The Lakers said Ham had signed a multiyear deal to be their 28th head coach in franchise history but did not disclose further contract details. Sources told ESPN’s Adrian Wojnarowski last week that Ham had agreed to a four-year contract.
Ham, 48, has served as an NBA assistant coach for the past 11 seasons, including two years with the Lakers (2011-13). He also spent nine seasons working under Bucks coach Mike Budenholzer in Atlanta and Milwaukee, including winning the 2021 NBA championship together.
That Lakers experience played a role in Ham’s hiring, Wojnarowski reported last week. The team was also sold on Ham’s stature and toughness, his history of coaching star players and championship pedigree as an assistant and player, sources said, aspects Pelinka hit on in the team’s announcement.
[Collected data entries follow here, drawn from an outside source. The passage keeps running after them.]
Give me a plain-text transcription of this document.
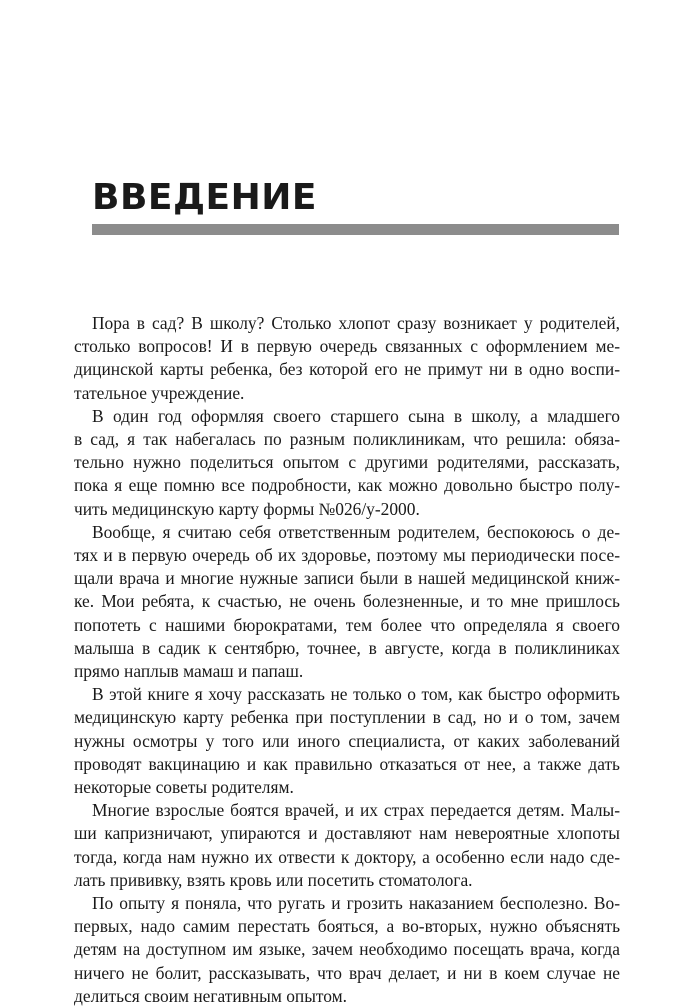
ВВЕДЕНИЕ

Пора в сад? В школу? Столько хлопот сразу возникает у родителей,
столько вопросов! И в первую очередь связанных с оформлением ме-
дицинской карты ребенка, без которой его не примут ни в одно воспи-
тательное учреждение.

В один год оформляя своего старшего сына в школу, а младшего
в сад, я так набегалась по разным поликлиникам, что решила: обяза-
тельно нужно поделиться опытом с другими родителями, рассказать,
пока я еще помню все подробности, как можно довольно быстро полу-
чить медицинскую карту формы №026/у-2000.

Вообще, я считаю себя ответственным родителем, беспокоюсь о де-
тях и в первую очередь об их здоровье, поэтому мы периодически посе-
щали врача и многие нужные записи были в нашей медицинской книж-
ке. Мои ребята, к счастью, не очень болезненные, и то мне пришлось
попотеть с нашими бюрократами, тем более что определяла я своего
малыша в садик к сентябрю, точнее, в августе, когда в поликлиниках
прямо наплыв мамаш и папаш.

В этой книге я хочу рассказать не только о том, как быстро оформить
медицинскую карту ребенка при поступлении в сад, но и о том, зачем
нужны осмотры у того или иного специалиста, от каких заболеваний
проводят вакцинацию и как правильно отказаться от нее, а также дать
некоторые советы родителям.

Многие взрослые боятся врачей, и их страх передается детям. Малы-
ши капризничают, упираются и доставляют нам невероятные хлопоты
тогда, когда нам нужно их отвести к доктору, а особенно если надо сде-
лать прививку, взять кровь или посетить стоматолога.

По опыту я поняла, что ругать и грозить наказанием бесполезно. Во-
первых, надо самим перестать бояться, а во-вторых, нужно объяснять
детям на доступном им языке, зачем необходимо посещать врача, когда
ничего не болит, рассказывать, что врач делает, и ни в коем случае не
делиться своим негативным опытом.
“Our players and fans will immediately identify with Darvin’s no-nonsense and hard-working approach, which we feel will bring toughness and a competitive edge to all we do,” Pelinka said in a statement. “When you add that to Darvin’s sophisticated grasp of in-game strategy and deep knowledge of the game of basketball, we have the ideal coach for this next chapter in Lakers history. We could not be more honored and proud to name Darvin Ham as our new head coach.”
An introductory news conference has been scheduled for Monday.
Ham will be tasked with turning around a Lakers team that went 33-49 this season and missed the playoffs, leading to Frank Vogel’s firing. Sources told Wojnarowski that Ham will need to find a way to incorporate Russell Westbrook into the franchise’s framework with LeBron James and Anthony Davis. That was a significant subject of every Lakers coaching interview, sources said.
The Lakers also interviewed Golden State Warriors assistant Kenny Atkinson, Bucks assistant Charles Lee, Toronto Raptors assistant Adrian Griffin, former Portland Trail Blazers coach Terry Stotts and former Warriors coach and current ESPN broadcaster Mark Jackson, sources told ESPN.